Review: Cornucopia is an elusive figure who lets his melodies and textures take centre stage. Now it is the Multinotes label who come calling for some of his magic, and boy does the artist come through. "Before Anyone Else" is a mini epic that journeys to the stars on a loose, off grid pattern of keys that never stop evolving. The succulent drums power things along in frictionless fashion while B-side "Bats & Birds" settles into an even more unhurried and elongated groove. It's a mystic world of far sighted synths and gently drifting solar winds that sooth mind, body and soul.

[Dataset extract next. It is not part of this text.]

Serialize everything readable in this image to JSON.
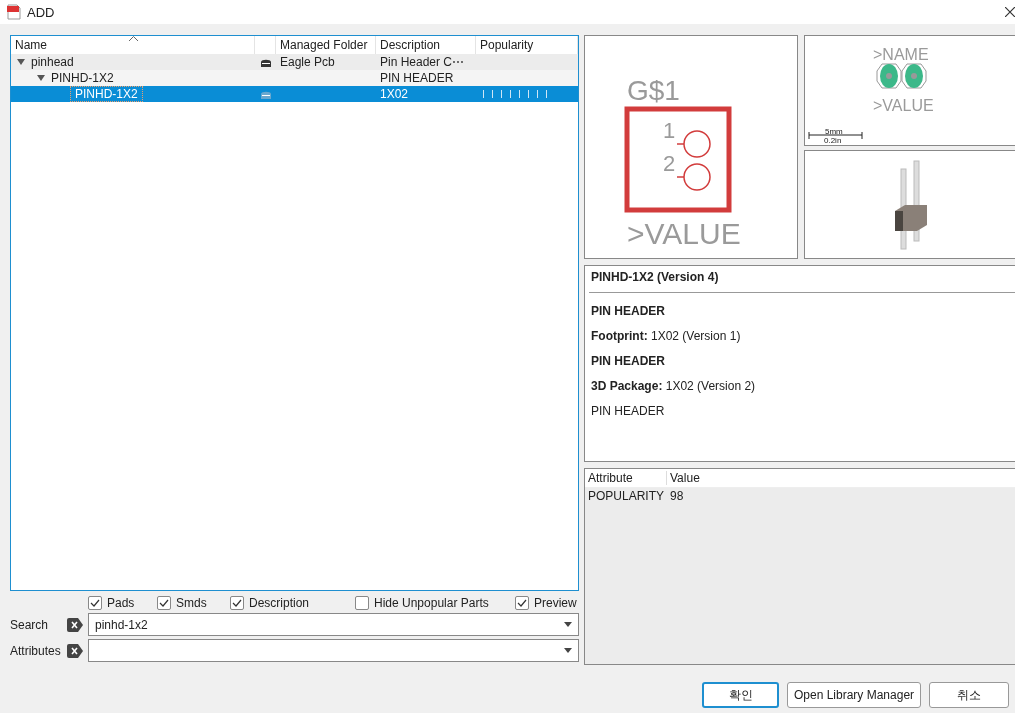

Review: Despite delivering two volumes in his ongoing "Disco Dubs" re-edit series on Friends & Relations, 2019 was a relatively quiet year for Alistair Gibbs AKA Nebraska. Here he begins 2020 in fine style with a cracking new outing on Heist Recordings. Title track "Y'miss Me Baby?" delivers a suitably strong start and see Gibbs wrap twinkling lead lines, rich electric piano chords, talkbox vocals and P-funk synths around a hazy jazz-funk bassline and unfussy dancefloor drums. Giovanni Damico riffs on the jazz-funk and P-funk influences further on his instrumental boogie style "Jam Mix". Elsewhere, "Dip & Flip" is an all-action, filter-heavy disco-house loop jam, while "Xiao Long Bao" is a warm, deep, humid and undeniably jazzy sample-house roller tailor made for sunny afternoons.